Perusahaan Exodus, yang berbasis di Omaha, baru-baru ini mengadakan sebuah acara yang memperkenalkan visi mereka tentang bagaimana self-custody dapat mengubah cara penggunaan uang di kehidupan sehari-hari. CEO JP Richardson membuka acara tersebut dengan menceritakan pengalaman Exodus yang tidak biasa di Bursa Efek New York (NYSE) pada Mei 2024, di mana perusahaan tersebut harus menghadapi perubahan aturan yang tidak terduga yang membuat mereka harus meninggalkan rencana listing di NYSE.

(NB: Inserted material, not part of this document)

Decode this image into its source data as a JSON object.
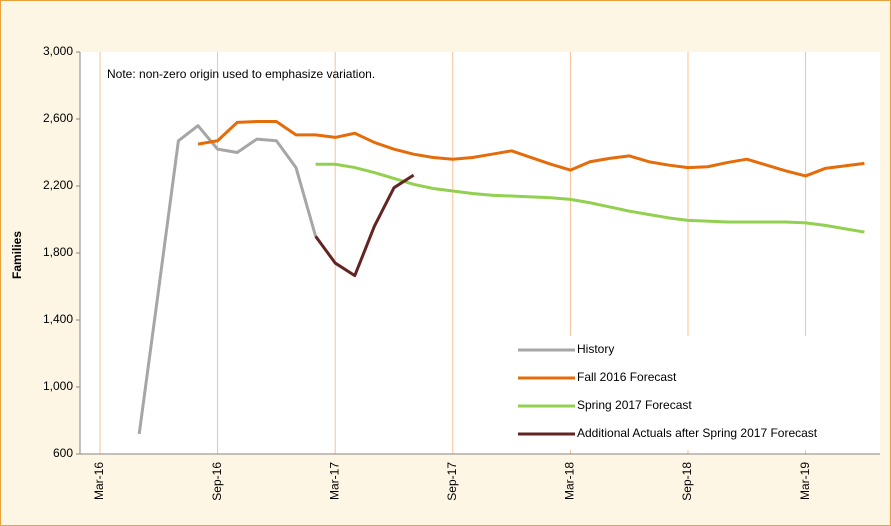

Richardson menjelaskan bahwa perusahaan tersebut akhirnya berhasil listing di NYSE American pada Januari, tetapi pengalaman tersebut membuat mereka menyadari betapa pentingnya self-custody dalam menghadapi perubahan regulasi dan politik. Exodus telah membangun sebuah dompet self-custodial yang memungkinkan pengguna untuk menyimpan kunci pada perangkat mereka sendiri dan melakukan transaksi tanpa harus menyimpan dana pada akun perusahaan.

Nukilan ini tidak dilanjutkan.